Former coal miner Joe Scarborough brings a sense of theatre to his vibrant pieces, which are inspired by Impressionism and the drama of real life.
Born in Sheffield in 1938 to a poor family, Joe began to create art as a child – scribbling on the back of reports his steelworker father brought home from work. The vivid colours and lively scenes of surrounding advertising posters offered a glimpse into a happy and exciting world – something that would follow him into his adult life.
After years spent working in the coal mines, he held his first solo art show at the age of 26. Joe quickly made a name for himself with his multicoloured paintings, which feature anonymous four-inch figures and scenes inspired by the 1950s and 60s.
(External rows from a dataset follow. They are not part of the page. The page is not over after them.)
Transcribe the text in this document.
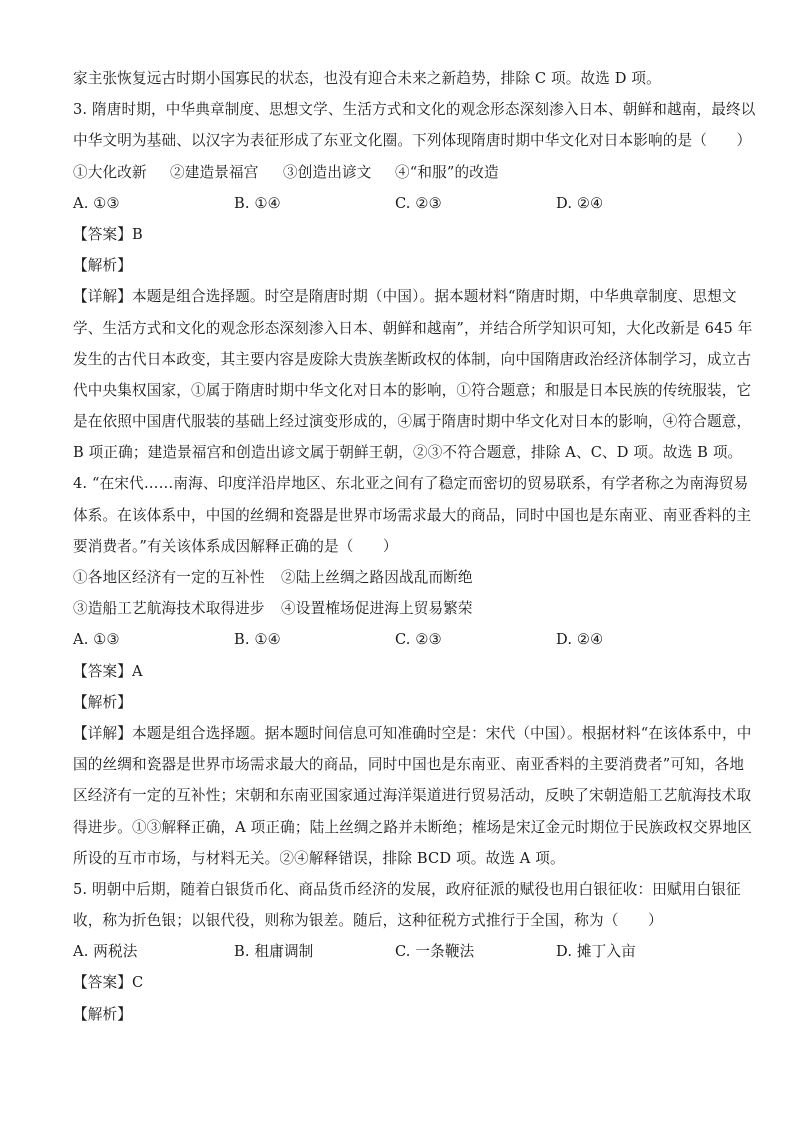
家主张恢复远古时期小国寡民的状态，也没有迎合未来之新趋势，排除 C 项。故选 D 项。
3. 隋唐时期，中华典章制度、思想文学、生活方式和文化的观念形态深刻渗入日本、朝鲜和越南，最终以
中华文明为基础、以汉字为表征形成了东亚文化圈。下列体现隋唐时期中华文化对日本影响的是（　　）
①大化改新 ②建造景福宫 ③创造出谚文 ④“和服”的改造
A. ①③	B. ①④	C. ②③	D. ②④
【答案】B
【解析】
【详解】本题是组合选择题。时空是隋唐时期（中国）。据本题材料“隋唐时期，中华典章制度、思想文
学、生活方式和文化的观念形态深刻渗入日本、朝鲜和越南”，并结合所学知识可知，大化改新是 645 年
发生的古代日本政变，其主要内容是废除大贵族垄断政权的体制，向中国隋唐政治经济体制学习，成立古
代中央集权国家，①属于隋唐时期中华文化对日本的影响，①符合题意；和服是日本民族的传统服装，它
是在依照中国唐代服装的基础上经过演变形成的，④属于隋唐时期中华文化对日本的影响，④符合题意，
B 项正确；建造景福宫和创造出谚文属于朝鲜王朝，②③不符合题意，排除 A、C、D 项。故选 B 项。
4. “在宋代……南海、印度洋沿岸地区、东北亚之间有了稳定而密切的贸易联系，有学者称之为南海贸易
体系。在该体系中，中国的丝绸和瓷器是世界市场需求最大的商品，同时中国也是东南亚、南亚香料的主
要消费者。”有关该体系成因解释正确的是（　　）
①各地区经济有一定的互补性 ②陆上丝绸之路因战乱而断绝
③造船工艺航海技术取得进步 ④设置榷场促进海上贸易繁荣
A. ①③	B. ①④	C. ②③	D. ②④
【答案】A
【解析】
【详解】本题是组合选择题。据本题时间信息可知准确时空是：宋代（中国）。根据材料“在该体系中，中
国的丝绸和瓷器是世界市场需求最大的商品，同时中国也是东南亚、南亚香料的主要消费者”可知，各地
区经济有一定的互补性；宋朝和东南亚国家通过海洋渠道进行贸易活动，反映了宋朝造船工艺航海技术取
得进步。①③解释正确，A 项正确；陆上丝绸之路并未断绝；榷场是宋辽金元时期位于民族政权交界地区
所设的互市市场，与材料无关。②④解释错误，排除 BCD 项。故选 A 项。
5. 明朝中后期，随着白银货币化、商品货币经济的发展，政府征派的赋役也用白银征收：田赋用白银征
收，称为折色银；以银代役，则称为银差。随后，这种征税方式推行于全国，称为（　　）
A. 两税法	B. 租庸调制	C. 一条鞭法	D. 摊丁入亩
【答案】C
【解析】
Since then, he has exhibited at Museums Sheffield and Sheffield Hallam University, and in 2008 was awarded a star on Sheffield’s ‘Walk of Fame’.
To create his energetic pieces, Joe first paints the canvas orange – which Impressionist masters like Claude Monet and Pierre-Auguste Renoir did to create movement. He then sketches in the figures with a pencil, holding it similarly to a screwdriver. Raw umber is applied, before dark lines are added once the paint is dry.
Joe says: “The colours are like dancers: they all want to be seen. My art is based on repertory theatre and the drama of real life. I set my characters in vistas my audience will enjoy, and I always want to put on a good show.”